Nasturtiums are one of the most versatile plants in your flower garden: they look pretty, you can eat the flowers and leaves raw in salads, you can pickle the buds and seed pods to make capers... and, as it happens, you can stuff the leaves to make dolmades.
inspired by Cafe Nilsen
and adapted from Madhur Jaffery's World-of-the-East Vegetarian Cooking
for the filling:
1/2 c. long grain rice
1/2 c. finely chopped herbs (we used a mix of parsley, mint and dill)
5 small spring onions, including greens, minced
1/8 c. pine nuts chopped
1/2 tsp salt
good grinding of black pepper
15-20 of the largest nasturtium leaves in your garden
several large chard leaves... or whatever green you have in abundance and is looking moth-eaten; or if you have a mother of a crop of nasturtium with leaves to spare, a bunch of those... in any case, enough to line a small sauce pan*
for the steaming broth:
1/4 c. olive oil
1/4 c. fresh squeezed lemon juice
1 tsp sugar
3 garlic cloves, smashed
1/4 tsp salt
water (about 1/2 c., more as needed)
*choose your pan keeping this in mind: you need to be able to pack these tightly so they don't unroll when cooking, you also need to have a heatproof plate that fits inside the pan to weigh down the dolmades... you can layer the them but you cannot make a loosely packed pan tight... so choose the smallest pan you can get away with
Make the filling: Bring 5 c. water to a boil, add the rice, return to boil and boil rapidly for 5 minutes. Drain and rinse well under cold water. Mix together with remaining filling ingredients, set aside.

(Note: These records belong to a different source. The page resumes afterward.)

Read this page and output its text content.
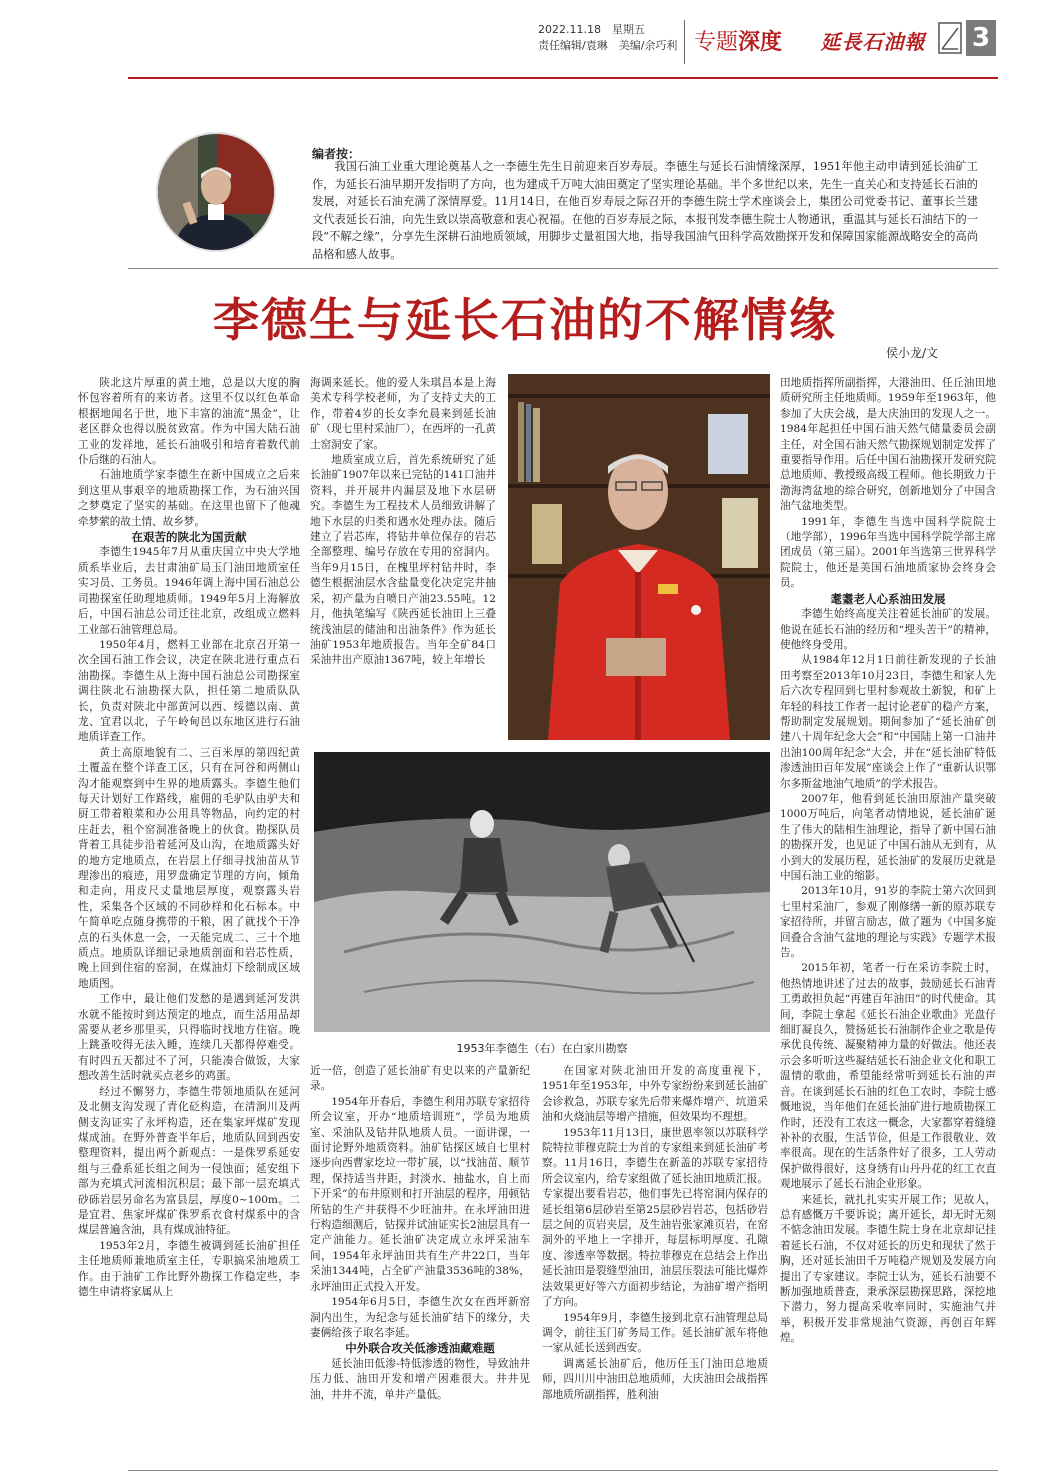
2022.11.18　星期五
责任编辑/袁琳　美编/余巧利 专题 深度	延長石油報	3
编者按：
我国石油工业重大理论奠基人之一李德生先生日前迎来百岁寿辰。李德生与延长石油情缘深厚，1951年他主动申请到延长油矿工作，为延长石油早期开发指明了方向，也为建成千万吨大油田奠定了坚实理论基础。半个多世纪以来，先生一直关心和支持延长石油的发展，对延长石油充满了深情厚爱。11月14日，在他百岁寿辰之际召开的李德生院士学术座谈会上，集团公司党委书记、董事长兰建文代表延长石油，向先生致以崇高敬意和衷心祝福。在他的百岁寿辰之际，本报刊发李德生院士人物通讯，重温其与延长石油结下的一段“不解之缘”，分享先生深耕石油地质领域，用脚步丈量祖国大地，指导我国油气田科学高效勘探开发和保障国家能源战略安全的高尚品格和感人故事。
李德生与延长石油的不解情缘
侯小龙/文

陕北这片厚重的黄土地，总是以大度的胸怀包容着所有的来访者。这里不仅以红色革命根据地闻名于世，地下丰富的油流“黑金”，让老区群众也得以脱贫致富。作为中国大陆石油工业的发祥地，延长石油吸引和培育着数代前仆后继的石油人。

石油地质学家李德生在新中国成立之后来到这里从事艰辛的地质勘探工作，为石油兴国之梦奠定了坚实的基础。在这里也留下了他魂牵梦萦的故土情、故乡梦。

在艰苦的陕北为国贡献

李德生1945年7月从重庆国立中央大学地质系毕业后，去甘肃油矿局玉门油田地质室任实习员、工务员。1946年调上海中国石油总公司勘探室任助理地质师。1949年5月上海解放后，中国石油总公司迁往北京，改组成立燃料工业部石油管理总局。

1950年4月，燃料工业部在北京召开第一次全国石油工作会议，决定在陕北进行重点石油勘探。李德生从上海中国石油总公司勘探室调往陕北石油勘探大队，担任第二地质队队长，负责对陕北中部黄河以西、绥德以南、黄龙、宜君以北，子午岭甸邑以东地区进行石油地质详查工作。

黄土高原地貌有二、三百米厚的第四纪黄土覆盖在整个详查工区，只有在河谷和两侧山沟才能观察到中生界的地质露头。李德生他们每天计划好工作路线，雇佣的毛驴队由驴夫和厨工带着粮菜和办公用具等物品，向约定的村庄赶去，租个窑洞准备晚上的伙食。勘探队员背着工具徒步沿着延河及山沟，在地质露头好的地方定地质点，在岩层上仔细寻找油苗从节理渗出的痕迹，用罗盘确定节理的方向，倾角和走向，用皮尺丈量地层厚度，观察露头岩性，采集各个区域的不同砂样和化石标本。中午简单吃点随身携带的干粮，困了就找个干净点的石头休息一会，一天能完成二、三十个地质点。地质队详细记录地质剖面和岩芯性质，晚上回到住宿的窑洞，在煤油灯下绘制成区域地质图。

工作中，最让他们发愁的是遇到延河发洪水就不能按时到达预定的地点，而生活用品却需要从老乡那里买，只得临时找地方住宿。晚上跳蚤咬得无法入睡，连续几天都得停难受。有时四五天都过不了河，只能凑合做饭，大家想改善生活时就买点老乡的鸡蛋。

经过不懈努力，李德生带领地质队在延河及北侧支沟发现了青化砭构造，在清涧川及两侧支沟证实了永坪构造，还在集家坪煤矿发现煤成油。在野外普查半年后，地质队回到西安整理资料，提出两个新观点：一是侏罗系延安组与三叠系延长组之间为一侵蚀面；延安组下部为充填式河流相沉积层；最下部一层充填式砂砾岩层另命名为富县层，厚度0~100m。二是宜君、焦家坪煤矿侏罗系衣食村煤系中的含煤层普遍含油，具有煤成油特征。

1953年2月，李德生被调到延长油矿担任主任地质师兼地质室主任，专职搞采油地质工作。由于油矿工作比野外勘探工作稳定些，李德生申请将家属从上

海调来延长。他的爱人朱琪昌本是上海美术专科学校老师，为了支持丈夫的工作，带着4岁的长女李允晨来到延长油矿（现七里村采油厂），在西坪的一孔黄土窑洞安了家。

地质室成立后，首先系统研究了延长油矿1907年以来已完钻的141口油井资料，并开展井内漏层及地下水层研究。李德生为工程技术人员细致讲解了地下水层的归类和遇水处理办法。随后建立了岩芯库，将钻井单位保存的岩芯全部整理、编号存放在专用的窑洞内。当年9月15日，在槐里坪村钻井时，李德生根据油层水含盐量变化决定完井抽采，初产量为自喷日产油23.55吨。12月，他执笔编写《陕西延长油田上三叠统浅油层的储油和出油条件》作为延长油矿1953年地质报告。当年全矿84口采油井出产原油1367吨，较上年增长

1953年李德生（右）在白家川勘察

近一倍，创造了延长油矿有史以来的产量新纪录。

1954年开春后，李德生利用苏联专家招待所会议室，开办“地质培训班”，学员为地质室、采油队及钻井队地质人员。一面讲课，一面讨论野外地质资料。油矿钻探区域自七里村逐步向西曹家圪垃一带扩展，以“找油苗、顺节理，保持适当井距，封淡水、抽盐水，自上而下开采”的布井原则和打开油层的程序，用顿钻所钻的生产井获得不少旺油井。在永坪油田进行构造细测后，钻探并试油证实长2油层具有一定产油能力。延长油矿决定成立永坪采油车间，1954年永坪油田共有生产井22口，当年采油1344吨，占全矿产油量3536吨的38%，永坪油田正式投入开发。

1954年6月5日，李德生次女在西坪新窑洞内出生，为纪念与延长油矿结下的缘分，夫妻俩给孩子取名李延。

中外联合攻关低渗透油藏难题

延长油田低渗-特低渗透的物性，导致油井压力低、油田开发和增产困难很大。井井见油，井井不流，单井产量低。

在国家对陕北油田开发的高度重视下，1951年至1953年，中外专家纷纷来到延长油矿会诊救急，苏联专家先后带来爆炸增产、坑道采油和火烧油层等增产措施，但效果均不理想。

1953年11月13日，康世恩率领以苏联科学院特拉菲穆克院士为首的专家组来到延长油矿考察。11月16日，李德生在新盖的苏联专家招待所会议室内，给专家组做了延长油田地质汇报。专家提出要看岩芯，他们事先已将窑洞内保存的延长组第6层砂岩至第25层砂岩岩芯，包括砂岩层之间的页岩夹层，及生油岩张家滩页岩，在窑洞外的平地上一字排开，每层标明厚度、孔隙度、渗透率等数据。特拉菲穆克在总结会上作出延长油田是裂缝型油田，油层压裂法可能比爆炸法效果更好等六方面初步结论，为油矿增产指明了方向。

1954年9月，李德生接到北京石油管理总局调令，前往玉门矿务局工作。延长油矿派车将他一家从延长送到西安。

调离延长油矿后，他历任玉门油田总地质师，四川川中油田总地质师，大庆油田会战指挥部地质所副指挥，胜利油

田地质指挥所副指挥，大港油田、任丘油田地质研究所主任地质师。1959年至1963年，他参加了大庆会战，是大庆油田的发现人之一。1984年起担任中国石油天然气储量委员会副主任，对全国石油天然气勘探规划制定发挥了重要指导作用。后任中国石油勘探开发研究院总地质师、教授级高级工程师。他长期致力于渤海湾盆地的综合研究，创新地划分了中国含油气盆地类型。

1991年，李德生当选中国科学院院士（地学部），1996年当选中国科学院学部主席团成员（第三届）。2001年当选第三世界科学院院士，他还是美国石油地质家协会终身会员。

耄耋老人心系油田发展

李德生始终高度关注着延长油矿的发展。他说在延长石油的经历和“埋头苦干”的精神，使他终身受用。

从1984年12月1日前往新发现的子长油田考察至2013年10月23日，李德生和家人先后六次专程回到七里村参观故土新貌，和矿上年轻的科技工作者一起讨论老矿的稳产方案，帮助制定发展规划。期间参加了“延长油矿创建八十周年纪念大会”和“中国陆上第一口油井出油100周年纪念”大会，并在“延长油矿特低渗透油田百年发展”座谈会上作了“重新认识鄂尔多斯盆地油气地质”的学术报告。

2007年，他看到延长油田原油产量突破1000万吨后，向笔者动情地说，延长油矿诞生了伟大的陆相生油理论，指导了新中国石油的勘探开发，也见证了中国石油从无到有，从小到大的发展历程，延长油矿的发展历史就是中国石油工业的缩影。

2013年10月，91岁的李院士第六次回到七里村采油厂，参观了刚修缮一新的原苏联专家招待所，并留言励志，做了题为《中国多旋回叠合含油气盆地的理论与实践》专题学术报告。

2015年初，笔者一行在采访李院士时，他热情地讲述了过去的故事，鼓励延长石油青工勇敢担负起“再建百年油田”的时代使命。其间，李院士拿起《延长石油企业歌曲》光盘仔细盯凝良久，赞扬延长石油制作企业之歌是传承优良传统、凝聚精神力量的好做法。他还表示会多听听这些凝结延长石油企业文化和职工温情的歌曲，希望能经常听到延长石油的声音。在谈到延长石油的红色工农时，李院士感慨地说，当年他们在延长油矿进行地质勘探工作时，还没有工农这一概念，大家都穿着缝缝补补的衣服，生活节俭，但是工作很敬业、效率很高。现在的生活条件好了很多，工人劳动保护做得很好，这身绣有山丹丹花的红工衣直观地展示了延长石油企业形象。

来延长，就扎扎实实开展工作；见故人，总有感慨万千要诉说；离开延长，却无时无刻不惦念油田发展。李德生院士身在北京却记挂着延长石油，不仅对延长的历史和现状了然于胸，还对延长油田千万吨稳产规划及发展方向提出了专家建议。李院士认为，延长石油要不断加强地质普查，秉承深层勘探思路，深挖地下潜力，努力提高采收率同时，实施油气并举，积极开发非常规油气资源，再创百年辉煌。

Next we stuff the leaves. If you have PMS, a hangover, or are in a generally crooked mood, cover your filling and refrigerate and try again another day. If you are feeling happy and well-adjusted, or at least reasonably calm, feel free to proceed.
Stuff the dolmades: Line the bottom of your saucepan with leaves. We used chard leaves because we had some old stringy chard in the garden; it's not important what sort of leaf you use, but the idea is to keep the dolmades from sticking to the bottom of the pan. Lay a nasturtium leaf stem-side down; put a scant teaspoon of filling slightly lower than center. If you use too much filling it will burst through the leaf during cooking, so yes, it doesn't look like a lot, but trust us, it's enough. Gently fold the bottom of the leaf over the filling (about 1/4 of the way up, depending a bit where the filling landed); gently fold the left and right sides in. Starting at the bottom, slowly and carefully roll up into a little package. (See helpful diagram for stuffing and rolling the leaves.) Place seam-side down in the pan. Repeat until you are out of leaves, out of filling, or your pan is full. Pack these in tightly to prevent unrolling during cooking. You can have two layers if you need to.
Steam the dolmades: BEFORE YOU PUT YOUR LIQUID IN, place your heatproof plate in the pan on top of your beautifully rolled dolmades to weigh them down. Mix together ingredients for steaming broth; pour broth into pan over plate. Over medium heat, bring to boil then cover and turn down to a simmer. Cook on simmer for 1 hour. Keep checking the pot: you want to steam these babies until the rice is cooked but you don't want to run out of liquid so add water if needed. However, at the end of the hour, your liquid should be fully or mostly evaporated.
Cool and serve at room temperature or refrigerate and serve cold.
As far as we're aware, there is only one farmer in the province growing grapes, at a scale that sounds most probably for personal consumption or as a novelty crop... and clear across the island, so not very handy for trying to buy a couple dozen leaves. These days, you can buy bottled grape leaves at the local grocery stores (in St. John's, anyway), and we sometimes do, but that's a winter purchase. You can even buy tinned dolmades (which are rather handy for picnicking or camping) and I'm willing to bet they can be found in at least a few restaurants across the island. At any rate, it turns out the grape leaf is entirely unnecessary if you're willing to make it up and make do with what's on-hand... in late summer when the nasturtiums in your garden are going like mad, collect some of those leaves and make a batch.